It was then, for the first time since the trial began, that Morris looked at this witness. All through he had been perfectly calm and collected, a circumstance which the spectators put down to the callousness with which they kindly credited him, and now for the first time, as Mr. Taynton's eyes and his met, an emotion crossed the prisoner's face. He looked sorry.

CHAPTER XI

For the rest of the morning the examination of witnesses for the prosecution went on, for there were a very large number of them, but when the court rose for lunch, the counsel for the prosecution intimated that this was his last. But again, hardly any but those engaged officially, the judge, the counsel, the prisoner, the warder, left the court. Mr. Taynton, however, went home, for he had his seat on the bench, and he could escape for an hour from this very hot and oppressive atmosphere. But he did not go to his Lewes office, or to any hotel to get his lunch. He went to the station, where after waiting some quarter of an hour, he took the train to Brighton. The train ran through Falmer and from his window he could see where the Park palings made an angle close to the road; it was from there that the path over the Downs, where he had so often walked, passed to Brighton.

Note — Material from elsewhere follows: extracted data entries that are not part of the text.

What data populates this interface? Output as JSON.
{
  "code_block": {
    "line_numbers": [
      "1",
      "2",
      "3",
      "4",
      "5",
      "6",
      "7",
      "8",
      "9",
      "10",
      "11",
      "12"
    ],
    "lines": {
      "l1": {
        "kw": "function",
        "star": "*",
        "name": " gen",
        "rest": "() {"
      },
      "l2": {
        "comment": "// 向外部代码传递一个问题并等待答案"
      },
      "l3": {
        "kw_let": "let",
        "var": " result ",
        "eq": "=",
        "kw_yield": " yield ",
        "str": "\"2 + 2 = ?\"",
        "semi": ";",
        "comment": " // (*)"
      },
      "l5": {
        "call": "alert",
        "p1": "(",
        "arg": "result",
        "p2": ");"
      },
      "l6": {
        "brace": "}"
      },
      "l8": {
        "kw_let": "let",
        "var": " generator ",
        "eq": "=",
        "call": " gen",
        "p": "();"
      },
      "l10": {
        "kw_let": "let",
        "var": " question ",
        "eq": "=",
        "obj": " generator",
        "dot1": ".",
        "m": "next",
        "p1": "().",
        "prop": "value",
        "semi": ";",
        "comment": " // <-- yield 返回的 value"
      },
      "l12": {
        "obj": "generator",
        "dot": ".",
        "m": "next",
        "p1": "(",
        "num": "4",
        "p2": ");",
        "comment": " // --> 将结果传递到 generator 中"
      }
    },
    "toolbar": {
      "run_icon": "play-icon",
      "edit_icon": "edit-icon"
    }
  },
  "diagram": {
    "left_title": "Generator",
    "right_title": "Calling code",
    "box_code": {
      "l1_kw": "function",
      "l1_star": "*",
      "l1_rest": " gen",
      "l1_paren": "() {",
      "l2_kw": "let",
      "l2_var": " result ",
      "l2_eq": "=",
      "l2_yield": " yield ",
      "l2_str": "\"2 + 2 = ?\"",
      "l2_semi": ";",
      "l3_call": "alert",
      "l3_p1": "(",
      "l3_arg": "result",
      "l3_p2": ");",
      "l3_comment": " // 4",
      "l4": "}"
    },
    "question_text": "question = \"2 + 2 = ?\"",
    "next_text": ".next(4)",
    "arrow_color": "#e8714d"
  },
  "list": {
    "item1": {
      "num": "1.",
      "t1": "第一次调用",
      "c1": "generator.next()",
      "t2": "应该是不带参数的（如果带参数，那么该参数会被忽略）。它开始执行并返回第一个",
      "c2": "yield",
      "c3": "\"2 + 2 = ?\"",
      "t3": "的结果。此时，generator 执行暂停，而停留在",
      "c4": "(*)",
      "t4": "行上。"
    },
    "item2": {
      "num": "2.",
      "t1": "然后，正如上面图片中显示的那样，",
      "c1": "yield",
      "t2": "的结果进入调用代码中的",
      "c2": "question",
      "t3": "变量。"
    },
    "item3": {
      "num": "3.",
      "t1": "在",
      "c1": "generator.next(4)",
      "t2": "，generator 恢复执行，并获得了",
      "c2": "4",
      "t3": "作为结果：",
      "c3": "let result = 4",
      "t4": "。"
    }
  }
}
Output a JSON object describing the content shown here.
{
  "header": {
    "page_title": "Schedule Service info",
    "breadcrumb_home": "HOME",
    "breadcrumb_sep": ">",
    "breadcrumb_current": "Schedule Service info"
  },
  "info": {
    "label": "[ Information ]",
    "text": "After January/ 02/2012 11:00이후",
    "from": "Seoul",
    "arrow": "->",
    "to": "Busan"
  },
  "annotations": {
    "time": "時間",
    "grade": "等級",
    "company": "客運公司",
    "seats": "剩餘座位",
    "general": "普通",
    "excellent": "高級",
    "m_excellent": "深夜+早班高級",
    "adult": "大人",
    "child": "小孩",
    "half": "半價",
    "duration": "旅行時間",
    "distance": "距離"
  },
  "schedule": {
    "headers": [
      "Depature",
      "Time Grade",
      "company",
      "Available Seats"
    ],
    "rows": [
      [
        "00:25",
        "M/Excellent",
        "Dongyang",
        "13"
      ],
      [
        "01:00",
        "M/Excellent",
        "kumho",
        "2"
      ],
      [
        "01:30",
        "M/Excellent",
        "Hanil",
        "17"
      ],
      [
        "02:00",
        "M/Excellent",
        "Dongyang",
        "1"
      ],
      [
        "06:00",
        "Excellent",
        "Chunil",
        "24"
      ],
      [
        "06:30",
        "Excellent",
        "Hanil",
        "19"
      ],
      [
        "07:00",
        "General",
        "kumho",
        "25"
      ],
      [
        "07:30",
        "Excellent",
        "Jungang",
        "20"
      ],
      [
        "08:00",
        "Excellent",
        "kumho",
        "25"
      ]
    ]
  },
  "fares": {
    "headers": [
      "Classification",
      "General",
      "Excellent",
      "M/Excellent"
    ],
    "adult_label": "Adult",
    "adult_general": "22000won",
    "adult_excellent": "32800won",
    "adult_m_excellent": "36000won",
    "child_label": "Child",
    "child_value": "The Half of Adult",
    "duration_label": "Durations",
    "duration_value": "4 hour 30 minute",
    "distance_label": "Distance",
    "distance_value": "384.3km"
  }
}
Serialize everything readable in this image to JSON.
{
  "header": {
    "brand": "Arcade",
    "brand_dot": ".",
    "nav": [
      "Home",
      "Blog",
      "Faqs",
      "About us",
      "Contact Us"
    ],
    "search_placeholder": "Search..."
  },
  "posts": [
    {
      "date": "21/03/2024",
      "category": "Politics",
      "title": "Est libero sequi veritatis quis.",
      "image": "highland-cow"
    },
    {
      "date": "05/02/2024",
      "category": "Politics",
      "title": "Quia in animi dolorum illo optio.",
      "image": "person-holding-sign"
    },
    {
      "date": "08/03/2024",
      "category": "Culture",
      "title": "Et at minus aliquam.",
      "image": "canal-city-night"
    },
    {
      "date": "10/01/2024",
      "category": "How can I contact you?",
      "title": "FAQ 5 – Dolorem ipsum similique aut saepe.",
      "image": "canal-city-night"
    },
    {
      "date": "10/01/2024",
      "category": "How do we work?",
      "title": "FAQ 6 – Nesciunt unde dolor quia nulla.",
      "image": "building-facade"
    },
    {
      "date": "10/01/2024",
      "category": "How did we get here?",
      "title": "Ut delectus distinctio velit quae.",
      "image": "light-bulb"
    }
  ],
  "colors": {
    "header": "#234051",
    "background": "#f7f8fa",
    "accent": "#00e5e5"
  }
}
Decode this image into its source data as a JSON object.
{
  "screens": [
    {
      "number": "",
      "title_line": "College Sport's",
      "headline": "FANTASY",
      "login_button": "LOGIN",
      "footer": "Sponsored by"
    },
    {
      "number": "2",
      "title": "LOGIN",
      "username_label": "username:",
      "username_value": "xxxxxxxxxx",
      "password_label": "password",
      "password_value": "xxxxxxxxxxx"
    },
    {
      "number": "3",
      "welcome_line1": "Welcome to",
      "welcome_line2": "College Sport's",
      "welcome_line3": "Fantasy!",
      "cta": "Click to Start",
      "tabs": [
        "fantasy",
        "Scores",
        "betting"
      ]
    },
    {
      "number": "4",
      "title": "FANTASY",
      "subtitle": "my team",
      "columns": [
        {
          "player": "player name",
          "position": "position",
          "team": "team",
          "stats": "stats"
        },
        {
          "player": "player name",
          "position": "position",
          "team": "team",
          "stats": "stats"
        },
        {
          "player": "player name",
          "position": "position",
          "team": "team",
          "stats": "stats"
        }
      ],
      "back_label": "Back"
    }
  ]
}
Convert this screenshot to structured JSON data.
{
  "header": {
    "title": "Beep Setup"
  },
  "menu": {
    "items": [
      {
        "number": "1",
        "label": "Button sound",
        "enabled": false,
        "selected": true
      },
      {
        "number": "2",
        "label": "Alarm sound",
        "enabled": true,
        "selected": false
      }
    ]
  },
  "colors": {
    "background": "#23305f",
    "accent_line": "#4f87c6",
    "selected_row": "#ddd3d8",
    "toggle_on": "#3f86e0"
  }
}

Again the judge took his seat, still carrying the little parcel wrapped up in tissue paper.

There was no need for the usher to call silence, for the silence was granted without being asked for.

The counsel for the defence called the first witness; he also unwrapped a flat parcel which he had brought into court with him, and handed it to the witness.

"That was supplied by your firm?"

"Yes sir."

"Who ordered it?"

"Mr. Assheton."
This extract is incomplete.